We input historical closing prices for the top 25 market capitalization companies in the Nasdaq exchange from 2006-2017. Each data point is converter to a return, creating a stationary variable proper for prediction. In this research we focus only on the framework for a daily trading strategy, using end of day closing prices.
Stock volatility external market forces makes future prices harder to predict. We apply a smoothing technique to more easily track the trend of our data. Empirical mode decomposition, kernel regression and exponential smoothing are methods we test, finding kernel regression to work best. Figure 1. shows original Apple closing price compared to a smoothed time series.
The new price series takes a version of mean and calculates long-term averages with lower volatility. We tune the bandwidth parameter to determine the width of the kernel used, in our case, how many days to use for smoothing. Figure 2. displays the effect different parameters have on an original time series.
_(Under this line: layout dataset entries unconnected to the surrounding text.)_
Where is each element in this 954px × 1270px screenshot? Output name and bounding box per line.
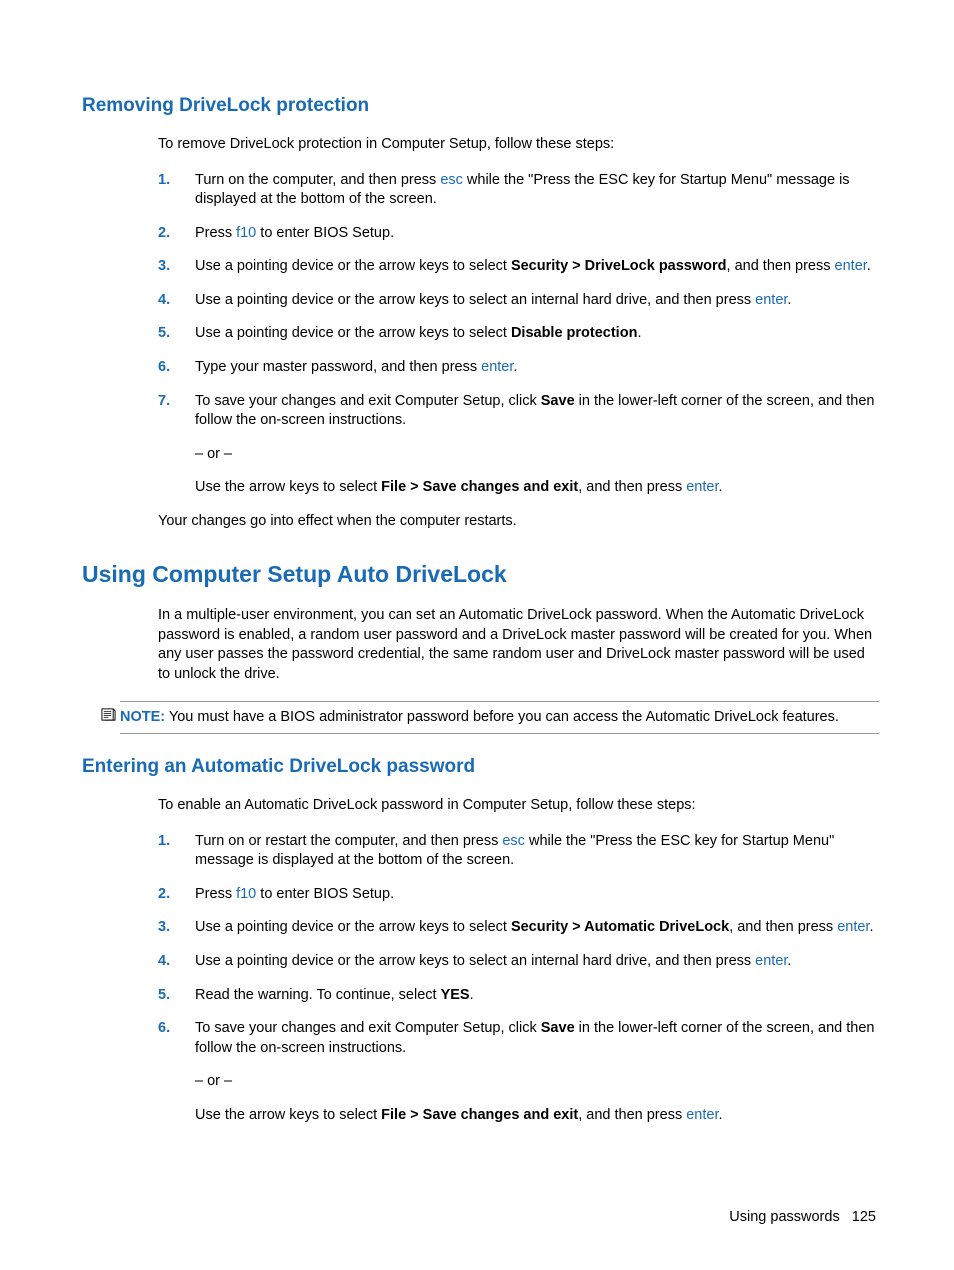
step-text: To save your changes and exit Computer S…	[195, 1020, 541, 1036]
step-text: .	[637, 325, 641, 341]
intro-text: To remove DriveLock protection in Comput…	[158, 135, 879, 155]
kbd-esc: esc	[440, 172, 463, 188]
note-icon	[101, 707, 116, 722]
kbd-f10: f10	[236, 886, 256, 902]
step-text: to enter BIOS Setup.	[256, 225, 394, 241]
kbd-enter: enter	[481, 359, 513, 375]
step-text: Use a pointing device or the arrow keys …	[195, 953, 755, 969]
step-text: , and then press	[578, 479, 686, 495]
step-2: Press f10 to enter BIOS Setup.	[158, 224, 879, 244]
step-text: Press	[195, 886, 236, 902]
outro-text: Your changes go into effect when the com…	[158, 512, 879, 532]
step-4: Use a pointing device or the arrow keys …	[158, 952, 879, 972]
step-text: Use the arrow keys to select	[195, 479, 381, 495]
step-1: Turn on the computer, and then press esc…	[158, 171, 879, 210]
step-text: Press	[195, 225, 236, 241]
step-text: Read the warning. To continue, select	[195, 987, 441, 1003]
kbd-esc: esc	[502, 833, 525, 849]
step-text: , and then press	[727, 258, 835, 274]
step-text: To save your changes and exit Computer S…	[195, 393, 541, 409]
step-3: Use a pointing device or the arrow keys …	[158, 257, 879, 277]
heading-auto-drivelock: Using Computer Setup Auto DriveLock	[82, 561, 879, 588]
step-text: .	[787, 953, 791, 969]
menu-path: Security > Automatic DriveLock	[511, 919, 729, 935]
step-text: .	[513, 359, 517, 375]
step-text: .	[867, 258, 871, 274]
kbd-enter: enter	[755, 953, 787, 969]
step-text: , and then press	[729, 919, 837, 935]
save-label: Save	[541, 1020, 575, 1036]
step-text: .	[869, 919, 873, 935]
step-text: Use a pointing device or the arrow keys …	[195, 292, 755, 308]
step-text: Use the arrow keys to select	[195, 1107, 381, 1123]
or-separator: – or –	[195, 1072, 879, 1092]
step-text: Use a pointing device or the arrow keys …	[195, 258, 511, 274]
footer-page-number: 125	[852, 1209, 876, 1225]
step-1: Turn on or restart the computer, and the…	[158, 832, 879, 871]
heading-removing-drivelock: Removing DriveLock protection	[82, 95, 879, 117]
step-text: Turn on or restart the computer, and the…	[195, 833, 502, 849]
menu-path: File > Save changes and exit	[381, 479, 578, 495]
step-6: Type your master password, and then pres…	[158, 358, 879, 378]
step-text: to enter BIOS Setup.	[256, 886, 394, 902]
menu-path: File > Save changes and exit	[381, 1107, 578, 1123]
kbd-enter: enter	[835, 258, 867, 274]
step-3: Use a pointing device or the arrow keys …	[158, 918, 879, 938]
note-box: NOTE: You must have a BIOS administrator…	[120, 701, 879, 735]
step-text: .	[718, 479, 722, 495]
page-footer: Using passwords 125	[729, 1209, 876, 1225]
intro-text: To enable an Automatic DriveLock passwor…	[158, 796, 879, 816]
or-separator: – or –	[195, 445, 879, 465]
step-alt: Use the arrow keys to select File > Save…	[195, 1106, 879, 1126]
step-text: Use a pointing device or the arrow keys …	[195, 919, 511, 935]
kbd-enter: enter	[686, 479, 718, 495]
step-text: .	[718, 1107, 722, 1123]
step-text: .	[470, 987, 474, 1003]
step-7: To save your changes and exit Computer S…	[158, 392, 879, 498]
footer-section: Using passwords	[729, 1209, 839, 1225]
kbd-enter: enter	[755, 292, 787, 308]
menu-path: Security > DriveLock password	[511, 258, 727, 274]
step-4: Use a pointing device or the arrow keys …	[158, 291, 879, 311]
kbd-f10: f10	[236, 225, 256, 241]
step-2: Press f10 to enter BIOS Setup.	[158, 885, 879, 905]
step-6: To save your changes and exit Computer S…	[158, 1019, 879, 1125]
step-text: Use a pointing device or the arrow keys …	[195, 325, 511, 341]
option-disable-protection: Disable protection	[511, 325, 638, 341]
step-5: Use a pointing device or the arrow keys …	[158, 324, 879, 344]
note-text: You must have a BIOS administrator passw…	[165, 709, 839, 725]
kbd-enter: enter	[837, 919, 869, 935]
note-label: NOTE:	[120, 709, 165, 725]
step-5: Read the warning. To continue, select YE…	[158, 986, 879, 1006]
step-text: , and then press	[578, 1107, 686, 1123]
heading-entering-auto-drivelock: Entering an Automatic DriveLock password	[82, 756, 879, 778]
step-text: Type your master password, and then pres…	[195, 359, 481, 375]
option-yes: YES	[441, 987, 470, 1003]
steps-list-1: Turn on the computer, and then press esc…	[158, 171, 879, 498]
step-text: Turn on the computer, and then press	[195, 172, 440, 188]
steps-list-2: Turn on or restart the computer, and the…	[158, 832, 879, 1126]
save-label: Save	[541, 393, 575, 409]
step-alt: Use the arrow keys to select File > Save…	[195, 478, 879, 498]
step-text: .	[787, 292, 791, 308]
kbd-enter: enter	[686, 1107, 718, 1123]
intro-text: In a multiple-user environment, you can …	[158, 606, 879, 684]
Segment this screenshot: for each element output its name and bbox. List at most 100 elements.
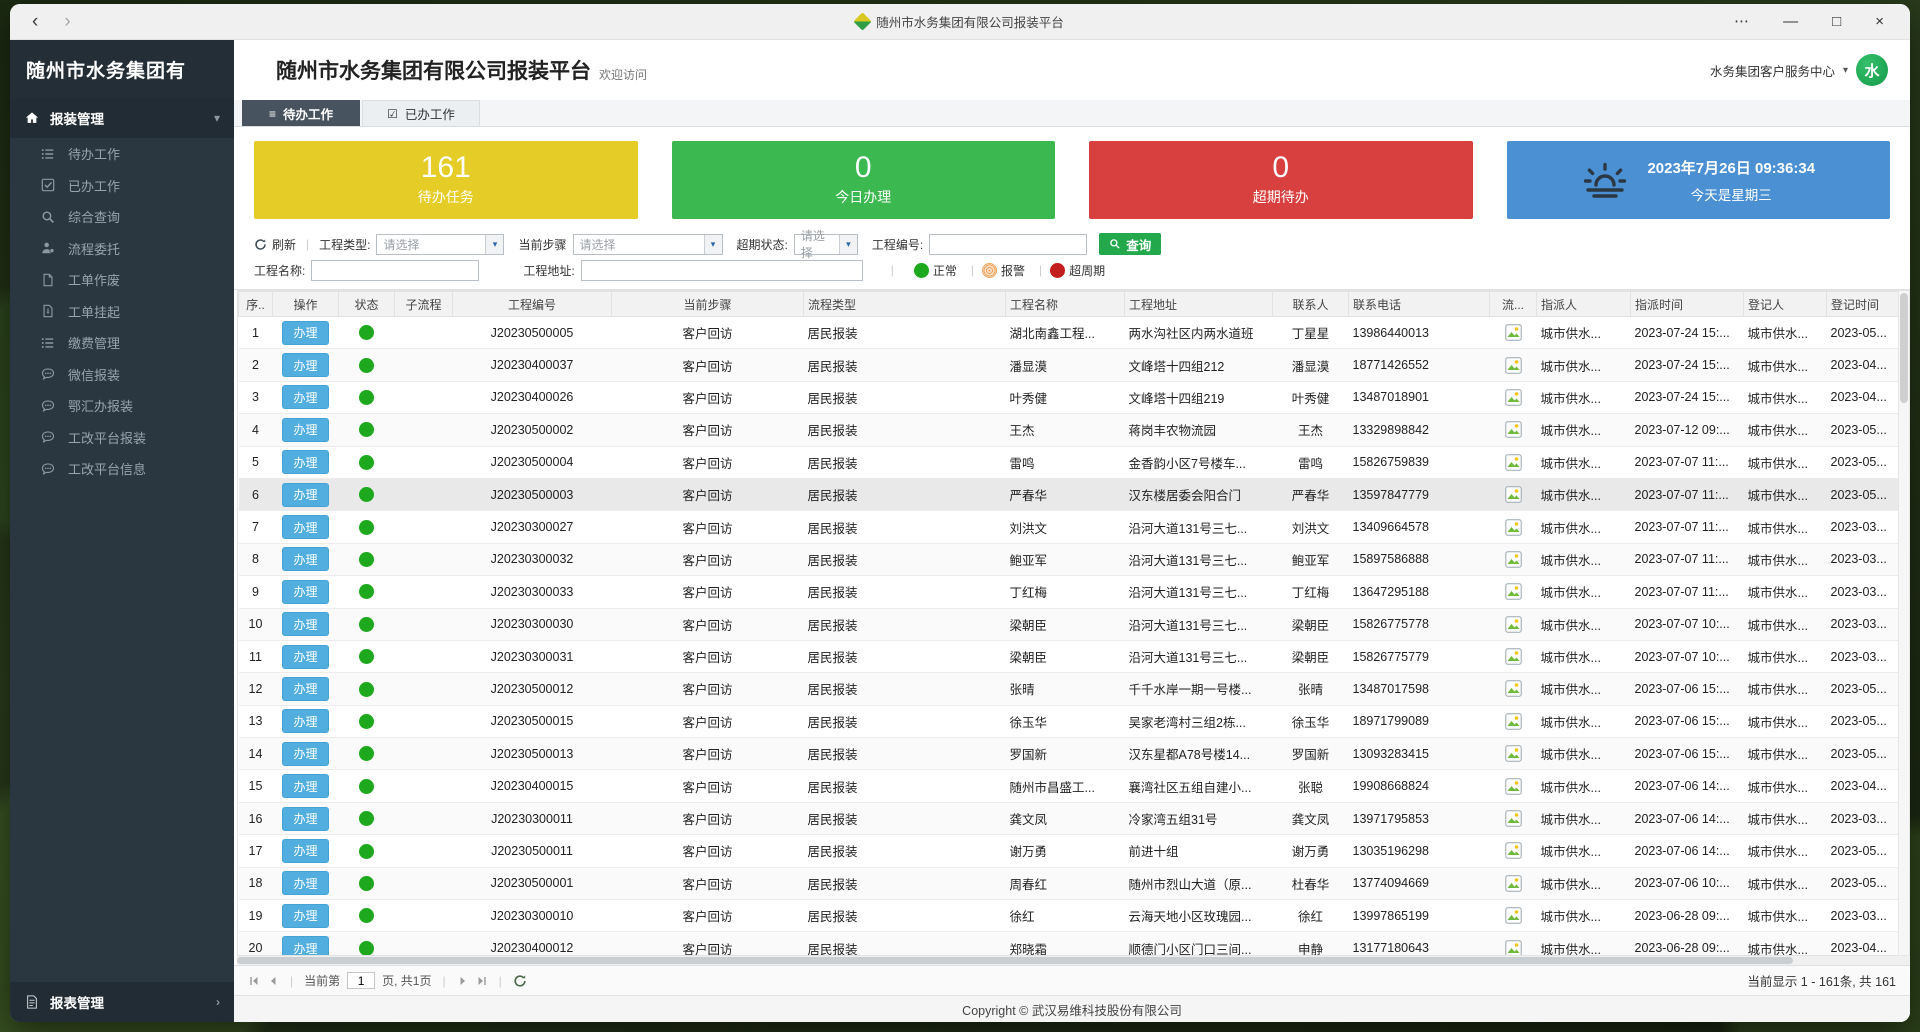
table-row[interactable]: 10办理J20230300030客户回访居民报装梁朝臣沿河大道131号三七...…: [239, 608, 1899, 640]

The larger the parameter, the smoother the data, but you are avoiding the risk of missing information. One option is to set a fixed bandwidth, such at 0.2. A more optimal technique is to use cross validation, which iterates between multiple options for bandwidth and calculate the mean squared error for different parameters. This gives a more optimal solution, but costs us processing time to calculate on a daily basis. To save processing time, we test in-sample and out-of-sample results and identify how robust the result is. We find that 2.0/2,800 is the optimal solution, because 2.0 was our initial bandwidth and 2,800 data points were in our sample size. Finally we have our fitted curve.
We identify maximum points in the function by looking at three consecutive points to see if they meet the criteria: E1<E2>E3. If the smoothed stock data identifies a local maximum, or the inverse (local minimum) then we move to the original data and find the position of the same extrema point. Figure 3. shows a time series with the smoothed extremas and their points on raw data.